When Monsell took charge of the house of mercy, it held thirty prostitutes or ‘penitents’; within three years there were eighty and they occupied only a small part of the Clewer sisters' work. Monsell was indefatigable and established in Clewer an orphanage, St John's Home; a school, St Stephen's Mission Home; and a ward for convalescents which in 1865 grew into St Andrew's Hospital. The local council refused to sign the contract for it, so she did so herself and then began the necessary fund-raising. In 1860 the community planted their first mission in London at Pimlico, where they soon established a girl's school and an orphanage. Three more London missions followed, as well as ones in Gloucestershire, Torquay, and Devon. The first overseas mission was in New York, founded by Sister Helen Folsom, and the order eventually spread to India and South Africa. Monsell, who is described as humorous and generous, combined piety and a strong emphasis on prayer and meditation with energetic practicality. Her personality and her family position helped attract women of birth into the sisterhood, and she was on good terms with leading politicians and churchmen, including her cousin by marriage, Archbishop Tait.

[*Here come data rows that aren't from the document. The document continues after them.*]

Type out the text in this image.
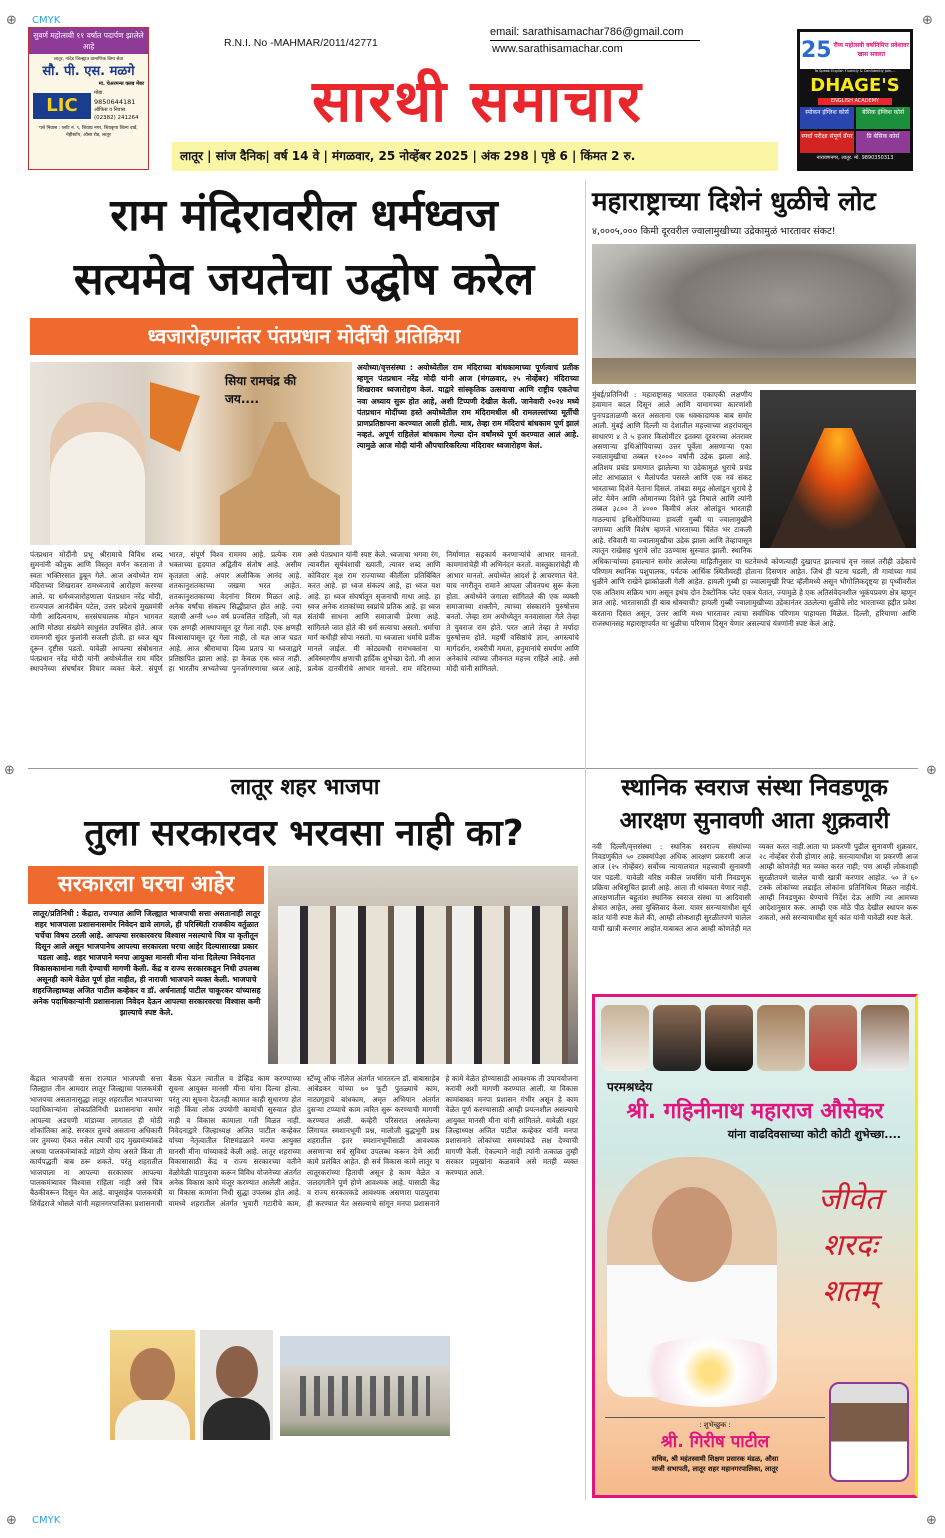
⊕ CMYK	⊕
⊕	⊕
⊕ CMYK	⊕
सुवर्ण महोत्सवी ११ वर्षात पदार्पण झालेले आहे
लातूर, नांदेड जिल्ह्यात प्रामाणिक विमा सेवा
सौ. पी. एस. मळगे
मा. चेअरमन्स क्लब मेंबर
LIC
मोबा.
9850644181
ऑफिस व निवास
(02382) 241264
पत्ते निवास : प्लॉट नं. ९, शिवाप्र नगर, शिवकृपा शिल्प वार्ड, नेहीस्टॉप, औसा रोड, लातूर
R.N.I. No -MAHMAR/2011/42771
email: sarathisamachar786@gmail.com
www.sarathisamachar.com
सारथी समाचार
लातूर | सांज दैनिक| वर्ष 14 वे | मंगळवार, 25 नोव्हेंबर 2025 | अंक 298 | पृष्ठे 6 | किंमत 2 रु.
25 रौप्य महोत्सवी वर्षानिमित्त प्रवेशावर खास सवलत
To Speak English Fluently & Confidently Join....
DHAGE'S
ENGLISH ACADEMY
स्पोकन इंग्लिश कोर्स	बेसिक इंग्लिश कोर्स
स्पर्धा परीक्षा संपूर्ण ग्रॅमर	प्रि बेसिक कोर्स
नारायणनगर, लातूर. मो. 9890350313
राम मंदिरावरील धर्मध्वज
सत्यमेव जयतेचा उद्घोष करेल
ध्वजारोहणानंतर पंतप्रधान मोदींची प्रतिक्रिया
सिया रामचंद्र की जय....
अयोध्या/वृत्तसंस्था : अयोध्येतील राम मंदिराच्या बांधकामाच्या पूर्णत्वाचं प्रतीक म्हणून पंतप्रधान नरेंद्र मोदी यांनी आज (मंगळवार, २५ नोव्हेंबर) मंदिराच्या शिखरावर ध्वजारोहण केलं. याद्वारे सांस्कृतिक उत्सवाचा आणि राष्ट्रीय एकतेचा नवा अध्याय सुरू होत आहे, अशी टिप्पणी देखील केली. जानेवारी २०२४ मध्ये पंतप्रधान मोदींच्या हस्ते अयोध्येतील राम मंदिरामधील श्री रामलल्लांच्या मूर्तीची प्राणप्रतिष्ठापना करण्यात आली होती. मात्र, तेव्हा राम मंदिराचं बांधकाम पूर्ण झालं नव्हतं. अपूर्ण राहिलेलं बांधकाम गेल्या दोन वर्षांमध्ये पूर्ण करण्यात आलं आहे. त्यामुळे आज मोदी यांनी औपचारिकरित्या मंदिरावर ध्वजारोहण केलं.
पंतप्रधान मोदींनी प्रभू श्रीरामाचे विविध शब्द सुमनांनी कौतुक आणि विस्तृत वर्णन करताना ते स्वतः भक्तिरसात डुबून गेले. आज अयोध्येत राम मंदिराच्या शिखरावर रामध्वजाचे आरोहण करण्या आले. या धर्मध्वजारोहणाला पंतप्रधान नरेंद्र मोदी, राज्यपाल आनंदीबेन पटेल, उत्तर प्रदेशचे मुख्यमंत्री योगी आदित्यनाथ, सरसंघचालक मोहन भागवत आणि मोठ्या संख्येने साधुसंत उपस्थित होते. आज रामनगरी सुंदर फुलांनी सजली होती. हा ध्वज खूप दूरून दृष्टीस पडतो. यावेळी आपल्या संबोधनात पंतप्रधान नरेंद्र मोदी यांनी अयोध्येतील राम मंदिर स्थापनेच्या संघर्षावर विचार व्यक्त केले. संपूर्ण भारत, संपूर्ण विश्व राममय आहे. प्रत्येक राम भक्ताच्या हृदयात अद्वितीय संतोष आहे. असीम कृतज्ञता आहे. अपार अलौकिक आनंद आहे. शतकानुशतकाच्या जखमा भरत आहेत. शतकानुशतकाच्या वेदनांना विराम मिळत आहे. अनेक वर्षांचा संकल्प सिद्धीप्राप्त होत आहे. ज्या यज्ञाची अग्नी ५०० वर्ष प्रज्वलित राहिली, जो यज्ञ एक क्षणही आस्थापासून दूर गेला नाही. एक क्षणही विश्वासापासून दूर गेला नाही, तो यज्ञ आज घडत आहे. आज श्रीरामाचा दिव्य प्रताप या ध्वजाद्वारे प्रतिष्ठापित झाला आहे. हा केवळ एक ध्वज नाही. हा भारतीय सभ्यतेच्या पुनर्जागरणाचा ध्वज आहे, असे पंतप्रधान यांनी स्पष्ट केले. ध्वजाचा भगवा रंग, त्यावरील सूर्यवंशाची ख्याती, त्यावर शब्द आणि कोविदार वृक्ष राम राज्याच्या कीर्तीला प्रतिबिंबित करत आहे. हा ध्वज संकल्प आहे, हा ध्वज यश आहे. हा ध्वज संघर्षातून सृजनाची गाथा आहे. हा ध्वज अनेक शतकांच्या स्वप्नांचे प्रतिक आहे. हा ध्वज संतांची साधना आणि समाजाची प्रेरणा आहे. सांगितले जात होते की धर्म सत्याचा असतो. धर्माचा मार्ग कधीही सोपा नसतो. या ध्वजाला धर्माचे प्रतीक मानले जाईल. मी कोट्यवधी रामभक्तांना या अविस्मरणीय क्षणाची हार्दिक शुभेच्छा देतो. मी आज प्रत्येक दानवीरांचे आभार मानतो. राम मंदिराच्या निर्माणात सहकार्य करणाऱ्यांचे आभार मानतो. कामगारांचेही मी अभिनंदन करतो. वास्तुकारांचेही मी आभार मानतो. अयोध्येत आदर्श हे आचरणात येते. याच नगरीतून रामाने आपला जीवनपथ सुरू केला होता. अयोध्येने जगाला सांगितले की एक व्यक्ती समाजाच्या शक्तीने, त्याच्या संस्कारांने पुरुषोत्तम बनतो. जेव्हा राम अयोध्येतून वनवासाला गेले तेव्हा ते युवराज राम होते. परत आले तेव्हा ते मर्यादा पुरुषोत्तम होते. महर्षी वसिष्ठांचे ज्ञान, अगस्त्यांचे मार्गदर्शन, शबरीची ममता, हनुमानांचे समर्पण आणि अनेकांचे त्यांच्या जीवनात महत्त्व राहिले आहे. असे मोदी यांनी सांगितले.
महाराष्ट्राच्या दिशेनं धुळीचे लोट
४,०००५,००० किमी दूरवरील ज्वालामुखीच्या उद्रेकामुळं भारतावर संकट!
मुंबई/प्रतिनिधी : महाराष्ट्रासह भारतात एकाएकी लक्षणीय हवामान बदल दिसून आले आणि यामागच्या कारणांशी पुनःपडताळणी करत असताना एक धक्कादायक बाब समोर आली. मुंबई आणि दिल्ली या देशातील महत्त्वाच्या शहरांपासून साधारण ४ ते ५ हजार किलोमीटर इतक्या दूरवरच्या अंतरावर असणाऱ्या इथिओपियाच्या उत्तर पूर्वेला असणाऱ्या एका ज्वालामुखीचा तब्बल १२००० वर्षांनी उद्रेक झाला आहे. अतिशय प्रचंड प्रमाणात झालेल्या या उद्रेकामुळं धुराचे प्रचंड लोट आभाळात ९ मैलांपर्यंत पसरले आणि एक नवं संकट भारताच्या दिशेने येताना दिसलं. तांबडा समुद्र ओलांडून धुराचे हे लोट येमेन आणि ओमानच्या दिशेने पुढे निघाले आणि त्यांनी तब्बल ३८०० ते ४००० किमीचं अंतर ओलांडून भारताही गाठल्याचं इथिओपियाच्या हायली गुब्बी या ज्वालामुखीने जगाच्या आणि विशेष म्हणजे भारताच्या चिंतेत भर टाकली आहे. रविवारी या ज्वालामुखीचा उद्रेक झाला आणि तेव्हापासून त्यातून राखेसह धुराचे लोट उठण्यास सुरुवात झाली. स्थानिक अधिकाऱ्यांच्या हवाल्यानं समोर आलेल्या माहितीनुसार या घटनेमध्ये कोणत्याही दुखापत झाल्याचं वृत्त नसलं तरीही उद्रेकाचे परिणाम स्थानिक पशुपालक, पर्यटक आर्थिक स्थितीवरही होताना दिसणार आहेत. जिथं ही घटना घडली, ती गावांच्या गावं धुळीने आणि राखेने झाकोळली गेली आहेत. हायली गुब्बी हा ज्वालामुखी रिफ्ट व्हॅलीमध्ये असून भौगोलिकदृष्ट्या हा पृथ्वीवरील एक अतिशय सक्रिय भाग असून इथंच दोन टेक्टोनिक प्लेट एकत्र येतात, ज्यामुळे हे एक अतिसंवेदनशील भूकंपप्रवण क्षेत्र म्हणून ज्ञात आहे. भारतासाठी ही बाब धोक्याची? हायली गुब्बी ज्वालामुखीच्या उद्रेकानंतर उठलेल्या धुळीचे लोट भारताच्या हद्दीत प्रवेश करताना दिसत असून, उत्तर आणि मध्य भारतावर त्याचा सर्वाधिक परिणाम पाहायला मिळेल. दिल्ली, हरियाणा आणि राजस्थानसह महाराष्ट्रापर्यंत या धुळीचा परिणाम दिसून येणार असल्याचं यंत्रणांनी स्पष्ट केलं आहे.
लातूर शहर भाजपा
तुला सरकारवर भरवसा नाही का?
सरकारला घरचा आहेर
लातूर/प्रतिनिधी : केंद्रात, राज्यात आणि जिल्ह्यात भाजपाची सत्ता असतानाही लातूर शहर भाजपाला प्रशासनासमोर निवेदन द्यावे लागले, ही परिस्थिती राजकीय वर्तुळात चर्चेचा विषय ठरली आहे. आपल्या सरकारवरच विश्वास नसल्याचे चित्र या कृतीतून दिसून आले असून भाजपानेच आपल्या सरकारला घरचा आहेर दिल्यासारखा प्रकार घडला आहे. शहर भाजपाने मनपा आयुक्त मानसी मीना यांना दिलेल्या निवेदनात विकासकामांना गती देण्याची मागणी केली. केंद्र व राज्य सरकारकडून निधी उपलब्ध असूनही कामे वेळेत पूर्ण होत नाहीत, ही नाराजी भाजपाने व्यक्त केली. भाजपाचे शहरजिल्हाध्यक्ष अजित पाटील कव्हेकर व डॉ. अर्चनाताई पाटील चाकूरकर यांच्यासह अनेक पदाधिकाऱ्यांनी प्रशासनाला निवेदन देऊन आपल्या सरकारवरचा विश्वास कमी झाल्याचे स्पष्ट केले.
केंद्रात भाजपची सत्ता राज्यात भाजपची सत्ता जिल्ह्यात तीन आमदार लातूर जिल्ह्याचा पालकमंत्री भाजपचा असतानासुद्धा लातूर शहरातील भाजपाच्या पदाधिकाऱ्यांना लोकप्रतिनिधी प्रशासनाचा समोर आपल्या अडचणी मांडाव्या लागतात ही मोठी शोकांतिका आहे. सरकार तुमचे असताना अधिकारी जर तुमच्या ऐकत नसेल त्याची दाद मुख्यमंत्र्यांकडे अथवा पालकमंत्र्यांकडे मांडणे योग्य असते किंवा ती कार्यपद्धती बाब ठरू शकते. परंतु शहरातील भाजपाला ना आपल्या सरकारवर आपल्या पालकमंत्र्यावर विश्वास राहिला नाही असे चित्र बैठकीवरून दिसून येत आहे. बापूसाहेब पालकमंत्री शिवेंद्रराजे भोसले यांनी महानगरपालिका प्रशासनाची बैठक घेऊन त्यातील व डेव्हिड काम करण्याच्या सूचना आयुक्त मानसी मीना यांना दिल्या होत्या. परंतु त्या सूचना देऊनही कामात काही सुधारणा होत नाही किंवा लोक उपयोगी कामांची सुरुवात होत नाही व विकास कामाला गती मिळत नाही. निवेदनाद्वारे जिल्हाध्यक्ष अजित पाटील कव्हेकर यांच्या नेतृत्वातील शिष्टमंडळाने मनपा आयुक्त मानसी मीना यांच्याकडे केली आहे. लातूर शहराच्या विकासासाठी केंद्र व राज्य सरकारच्या वतीने वेळोवेळी पाठपुरावा करून विविध योजनेच्या अंतर्गत अनेक विकास कामे मंजूर करण्यात आलेली आहेत. या विकास कामांना निधी सुद्धा उपलब्ध होत आहे. यामध्ये शहरातील अंतर्गत भुयारी गटारीचे काम, स्टॅच्यू ऑफ नॉलेज अंतर्गत भारतरत्न डॉ. बाबासाहेब आंबेडकर यांच्या ७० फूटी पुतळ्याचे काम, नाट्यगृहाचे बांधकाम, अमृत अभियान अंतर्गत दुसऱ्या टप्प्याचे काम त्वरित सुरू करण्याची मागणी करण्यात आली. कव्हेरी परिसरात असलेल्या लिंगायत स्मशानभूमी प्रश्न, मालोजी बुद्धभूमी प्रश्न शहरातील इतर स्मशानभूमीसाठी आवश्यक असणाऱ्या सर्व सुविधा उपलब्ध करून देणे आदी कामे प्रलंबित आहेत. ही सर्व विकास कामे लातूर च लातूरकरांच्या हिताची असून हे काम वेळेत व जलदगतीने पूर्ण होणे आवश्यक आहे. यासाठी केंद्र व राज्य सरकारकडे आवश्यक असणारा पाठपुरावा ही करण्यात येत असल्याचे सांगून मनपा प्रशासनाने हे कामे वेळेत होण्यासाठी आवश्यक ती उपाययोजना करावी अशी मागणी करण्यात आली. या विकास कामांबाबत मनपा प्रशासन गंभीर असून हे काम वेळेत पूर्ण करण्यासाठी आम्ही प्रयत्नशील असल्याचे आयुक्त मानसी मीना यांनी सांगितले. यावेळी शहर जिल्हाध्यक्ष अजित पाटील कव्हेकर यांनी मनपा प्रशासनाने लोकांच्या समस्यांकडे लक्ष देण्याची मागणी केली. ऐकल्याने नाही त्यांनी तत्काळ तुम्ही सरकार प्रमुखांना कळवावे असे मतही व्यक्त करण्यात आले.
स्थानिक स्वराज संस्था निवडणूक
आरक्षण सुनावणी आता शुक्रवारी
नवी दिल्ली/वृत्तसंस्था : स्थानिक स्वराज्य संस्थांच्या निवडणुकीत ५० टक्क्यांपेक्षा अधिक आरक्षण प्रकरणी आज आज (२५ नोव्हेंबर) सर्वोच्च न्यायालयात महत्त्वाची सुनावणी पार पडली. यावेळी वरिष्ठ वकील जयसिंग यांनी निवडणूक प्रक्रिया अधिसूचित झाली आहे. आता ती थांबवता येणार नाही. आरक्षणातील बहुतांश स्थानिक स्वराज संस्था या आदिवासी क्षेत्रात आहेत, असा युक्तिवाद केला. यावर सरन्यायाधीश सूर्य कांत यांनी स्पष्ट केले की, आम्ही लोकशाही सुरळीतपणे चालेल याची खात्री करणार आहोत.याबाबत आज आम्ही कोणतेही मत व्यक्त करत नाही.आता या प्रकरणी पुढील सुनावणी शुक्रवार, २८ नोव्हेंबर रोजी होणार आहे. सरन्यायाधीश या प्रकरणी आज आम्ही कोणतेही मत व्यक्त करत नाही; पण आम्ही लोकशाही सुरळीतपणे चालेल याची खात्री करणार आहोत. ५० ते ६० टक्के लोकांच्या लढाईत लोकांना प्रतिनिधित्व मिळत नाहीये. आम्ही निवडणुका घेण्याचे निर्देश देऊ आणि त्या आमच्या आदेशानुसार करू. आम्ही एक मोठे पीठ देखील स्थापन करू शकतो, असे सरन्यायाधीश सूर्य कांत यांनी यावेळी स्पष्ट केले.
परमश्रध्देय
श्री. गहिनीनाथ महाराज औसेकर
यांना वाढदिवसाच्या कोटी कोटी शुभेच्छा....
जीवेत शरदः शतम्
: शुभेच्छुक :
श्री. गिरीष पाटील
सचिव, श्री महंतस्वामी शिक्षण प्रसारक मंडळ, औसा
माजी सभापती, लातूर शहर महानगरपालिका, लातूर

In September 1875 she had to resign the superiorship as her health was failing and she then settled nearby in Folkestone in a house called The Hermitage, where she died on 25 March (Easter Sunday) 1883. The order continues to flourish and runs the Clewer spirituality centre for retreats, St Anne's Home for the elderly, and St John's Home for mentally handicapped women. In the Common worship (2001), a new anglican prayer book and calendar for the twenty-first century, Monsell was named for the first time among the lists of saints and her feast day is commemorated on 26 March.